Samsung Note 7 explosion in China stokes concern over new versions

A Chinese man has reported that a new Note 7 smartphone from Samsung Electronics exploded after he bought it this week, raising questions about whether the South Korean company’s problems with battery fires are spreading to newer versions of the premium device.

The company announced September 2 that it would replace all 2.5 million phones sold globally at that point. Samsung also said it had uncovered the cause of the battery fires and that it was certain new phones would not have the same flaws.

The 25-year-old customer, Hui Renjie, said his Note 7 exploded Monday morning, less than 24 hours after he got it delivered from the e-commerce website He said the incident caused minor injuries to two of his fingers and burned his Apple MacBook. A Samsung representative visited him soon afterward and asked to take away the phone, he said, but he declined the offer because he did not trust the company to reveal the reason for the fire, and plans to publicise the issue.

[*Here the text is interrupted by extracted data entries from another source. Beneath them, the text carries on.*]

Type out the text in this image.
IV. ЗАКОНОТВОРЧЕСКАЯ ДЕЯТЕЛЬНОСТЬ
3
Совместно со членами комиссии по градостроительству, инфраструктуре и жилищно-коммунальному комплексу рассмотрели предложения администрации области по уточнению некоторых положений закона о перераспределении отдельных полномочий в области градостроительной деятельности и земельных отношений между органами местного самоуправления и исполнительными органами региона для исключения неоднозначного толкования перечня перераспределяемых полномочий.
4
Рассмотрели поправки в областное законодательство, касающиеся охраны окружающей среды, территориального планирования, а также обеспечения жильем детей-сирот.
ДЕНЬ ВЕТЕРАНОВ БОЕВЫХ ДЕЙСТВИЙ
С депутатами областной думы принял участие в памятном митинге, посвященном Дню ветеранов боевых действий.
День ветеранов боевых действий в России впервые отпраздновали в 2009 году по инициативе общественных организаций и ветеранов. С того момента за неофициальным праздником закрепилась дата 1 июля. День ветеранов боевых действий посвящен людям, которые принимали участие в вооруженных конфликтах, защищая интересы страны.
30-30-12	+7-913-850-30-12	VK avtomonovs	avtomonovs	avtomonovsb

“We are currently contacting the customer and will conduct a thorough examination of the device in question once we receive it,” the Korean company said.

Samsung has been engulfed in perhaps the worst crisis in its corporate history after Note 7 smartphones began to burst into flames just days after hitting the market in August.

The company said on Tuesday it has recovered more than 60 per cent of all Galaxy Note 7 smartphones sold in South Korea and the United States that have been recalled.

The latest China incident, however, raises the prospect that Samsung has battery problems with Note 7 phones now hitting the market, adding the risk of further recalls and potential brand damage. Analysts have estimated that the original recall would cost the company US$1 billion to $2bn.

The sporadic reports of phones bursting into flame are unlikely to do its business any favours in China, where it is already slipped out of the top five and lost market share Huawei Technologies, Xiaomi and other manufacturers.

Local media have also criticised the Korean company’s decision to mostly exclude the world’s largest smartphone arena from its global recall, saying that Note 7s sold there used different batteries that were not prone to overheating.

“Samsung’s business in China will only get worse,” said Greg Roh, an analyst at HMC Investment Securities in Seoul. “Samsung may have to sacrifice massive marketing costs in China to win back its customers.”

The original Note 7 fires came after Samsung decided to rush the device to market to take advantage of what Korean executives thought would be a mediocre iPhone 7 from Apple. Top executives were convinced the Note would dazzle consumers and they pushed suppliers to meet unusually tight deadlines, despite loads of new features, people familiar with the matter said.